JOSÉ MARÍA CARRASCAL, ABC – 25/08/14
· Si los demás no aceptan la oferta de negociar para pulir la fórmula, tendrán que contentarse con dar lecciones de ética. ¡Ellos!.
Los españoles estamos de nuevo envueltos en una de esas controversias político-escolásticas que tanto nos encantan y tan poco nos resuelven: ¿quién debe ser alcalde, el candidato del partido más votado o el que reúna más votos del resto? Un cínico diría que tanto da, pues cualquiera que sea tirará para casa, suya o de los que le eligieron. Pero como no se trata de teoría sino de práctica y además llega cuando parecemos dispuestos a regenerar nuestra escena política, conviene que meditemos sobre el caso para encontrarle la solución más justa, o la menos injusta, pues la democracia, como saben, es la menos mala etc., etc.
Y, a poco que nos ponemos a reflexionar sobre el asunto, nos damos cuenta de que la pregunta está mal planteada, lo que nos conduce a un callejón sin salida: democráticamente, tan legítimo es designar alcalde al candidato más votado como al que presente más votos, aunque no sean de su partido. Del mismo modo, tan ilegítimo es dar la alcaldía a los perdedores de las elecciones como negársela al que ha logrado más votos que cualquiera de sus rivales. Un auténtico rompecabezas, señal de que el planteamiento, por lo primitivo, no sirve, obligándonos a usar otro más sofisticado que nos acerque a la solución menos mala y, por tanto, más democrática.
Y, en efecto, si miramos alrededor, comprobamos que países con mucha más experiencia democrática que el nuestro han elegido indistintamente una u otra de esas formas de elegir alcalde, pero con condicionamientos que las perfeccionan, para hacerlas más equitativas y ajustadas a la realidad.
Partiendo del principio de que la mayoría de los votos deben decidir la elección de alcalde, pero sin haberse concretado qué mayoría es esa, la obtenida por un candidato o por el resto de ellos coaligados, lo lógico es cuantificar esa mayoría. Pues no es lo mismo ganar por el 49 por ciento de los votos emitidos, mientras ninguno de los demás pasa del 20, que ganar por el 30 por ciento, mientras el resto se les acercan peligrosamente.
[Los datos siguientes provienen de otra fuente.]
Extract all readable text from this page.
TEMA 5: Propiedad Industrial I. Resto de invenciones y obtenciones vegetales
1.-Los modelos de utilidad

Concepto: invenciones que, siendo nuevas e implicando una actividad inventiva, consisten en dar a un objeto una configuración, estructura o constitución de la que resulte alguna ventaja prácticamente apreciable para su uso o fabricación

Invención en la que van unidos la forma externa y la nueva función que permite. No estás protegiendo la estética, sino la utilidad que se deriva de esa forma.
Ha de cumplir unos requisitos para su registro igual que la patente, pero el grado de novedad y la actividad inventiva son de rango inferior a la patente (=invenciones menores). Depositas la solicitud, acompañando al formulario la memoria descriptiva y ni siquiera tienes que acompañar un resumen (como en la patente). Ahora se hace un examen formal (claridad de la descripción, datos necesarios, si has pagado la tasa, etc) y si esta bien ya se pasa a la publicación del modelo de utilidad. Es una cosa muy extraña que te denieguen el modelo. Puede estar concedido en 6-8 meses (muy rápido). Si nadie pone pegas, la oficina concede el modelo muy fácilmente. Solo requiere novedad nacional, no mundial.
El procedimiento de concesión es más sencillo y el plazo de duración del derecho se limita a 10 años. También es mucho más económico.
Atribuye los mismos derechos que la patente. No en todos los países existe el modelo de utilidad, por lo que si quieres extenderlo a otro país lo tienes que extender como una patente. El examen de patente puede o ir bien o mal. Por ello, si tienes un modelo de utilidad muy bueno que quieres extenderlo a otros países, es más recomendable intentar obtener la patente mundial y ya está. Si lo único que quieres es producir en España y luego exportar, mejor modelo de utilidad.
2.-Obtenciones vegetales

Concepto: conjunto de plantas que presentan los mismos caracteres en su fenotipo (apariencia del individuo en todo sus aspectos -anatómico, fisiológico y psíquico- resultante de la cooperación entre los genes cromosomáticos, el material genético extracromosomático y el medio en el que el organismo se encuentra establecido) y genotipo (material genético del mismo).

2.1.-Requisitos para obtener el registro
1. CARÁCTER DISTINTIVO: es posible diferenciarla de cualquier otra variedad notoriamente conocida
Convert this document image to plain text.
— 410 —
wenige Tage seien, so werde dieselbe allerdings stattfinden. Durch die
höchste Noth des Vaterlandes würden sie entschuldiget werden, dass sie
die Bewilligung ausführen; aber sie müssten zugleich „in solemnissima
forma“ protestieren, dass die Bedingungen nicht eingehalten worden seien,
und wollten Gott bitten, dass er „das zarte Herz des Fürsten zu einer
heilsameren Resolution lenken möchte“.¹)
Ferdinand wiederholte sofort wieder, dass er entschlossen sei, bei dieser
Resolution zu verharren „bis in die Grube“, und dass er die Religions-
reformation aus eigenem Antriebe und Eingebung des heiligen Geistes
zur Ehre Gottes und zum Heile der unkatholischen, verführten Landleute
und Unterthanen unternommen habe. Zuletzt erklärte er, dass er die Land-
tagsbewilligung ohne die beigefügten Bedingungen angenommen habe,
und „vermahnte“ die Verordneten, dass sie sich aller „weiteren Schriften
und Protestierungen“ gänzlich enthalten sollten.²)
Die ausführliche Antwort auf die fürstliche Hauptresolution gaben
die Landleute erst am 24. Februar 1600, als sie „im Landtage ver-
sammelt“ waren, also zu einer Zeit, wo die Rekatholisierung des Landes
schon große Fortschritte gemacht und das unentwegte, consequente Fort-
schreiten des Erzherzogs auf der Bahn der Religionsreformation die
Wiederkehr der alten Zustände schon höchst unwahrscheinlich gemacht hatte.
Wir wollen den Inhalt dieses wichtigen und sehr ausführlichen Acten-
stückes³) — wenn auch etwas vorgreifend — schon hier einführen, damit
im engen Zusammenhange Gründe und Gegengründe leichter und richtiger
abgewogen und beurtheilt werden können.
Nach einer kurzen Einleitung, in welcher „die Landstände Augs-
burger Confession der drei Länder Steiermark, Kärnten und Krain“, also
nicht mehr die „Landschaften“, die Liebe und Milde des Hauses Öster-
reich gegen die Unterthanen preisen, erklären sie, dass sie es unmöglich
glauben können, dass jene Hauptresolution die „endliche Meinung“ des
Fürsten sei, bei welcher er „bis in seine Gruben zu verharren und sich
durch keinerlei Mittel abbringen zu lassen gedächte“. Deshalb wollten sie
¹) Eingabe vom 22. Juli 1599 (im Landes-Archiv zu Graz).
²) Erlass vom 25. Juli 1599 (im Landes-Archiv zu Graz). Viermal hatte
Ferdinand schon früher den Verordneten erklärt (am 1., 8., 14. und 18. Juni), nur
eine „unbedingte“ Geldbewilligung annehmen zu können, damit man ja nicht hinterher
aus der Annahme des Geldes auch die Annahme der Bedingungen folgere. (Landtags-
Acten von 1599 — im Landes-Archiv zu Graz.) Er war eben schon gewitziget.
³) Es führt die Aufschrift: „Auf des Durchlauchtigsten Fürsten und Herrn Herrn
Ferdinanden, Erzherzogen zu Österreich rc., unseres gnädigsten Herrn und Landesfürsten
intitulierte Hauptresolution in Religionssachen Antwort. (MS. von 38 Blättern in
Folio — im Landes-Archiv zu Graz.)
Y digo peligrosamente no solo por razón equidad, sino también por simple sentido práctico: un alcalde con menos de un tercio de los votos tendría muchas dificultades en llevar adelante su consistorio.
Una forma satisfactoria tanto para la operabilidad como para la legitimidad es establecer un listón, el 40 por ciento por ejemplo, a partir del cual, el candidato que lo sobrepasase sería nombrado alcalde. Otra, ir a una segunda vuelta entre los dos candidatos que han obtenido más votos, para que el vecindario decidiera entre ellos. En Francia, Italia y Reino Unido se usan ambos procedimientos, que pueden ser refinados adicionalmente, obligando a los partidos a declarar durante la campaña con quién formarían coalición y con quién no, para que el electorado no se encontrase luego con que había dado su voto a un partido que rechaza, lo que constituiría un fraude electoral.
De todo ello tendrían que negociar nuestros partidos políticos –especialmente PP y PSOE– y digo «tendrían» porque todos, en especial los socialistas, niegan la mayor y rechazan negociar. Alegan que cambiar las normas electorales a pocos meses de votarse es inmoral y que el PP solo busca retener unas alcaldías –Madrid, Valencia– que de otra forma perdería. Como si ellos no hubieran hecho lo mismo cuando tenían la sartén por el mango y soñasen en coaliciones como las que han formado con los nacionalistas y extremistas, sin mucho provecho para ellos y para la nación.
Puede discutirse el momento en que el PP plantea la reforma, pero no su derecho a hacerla, incluso solo. Si los demás no aceptan la oferta de negociar para pulir la fórmula, tendrán que contentarse con dar lecciones de ética. ¡Ellos!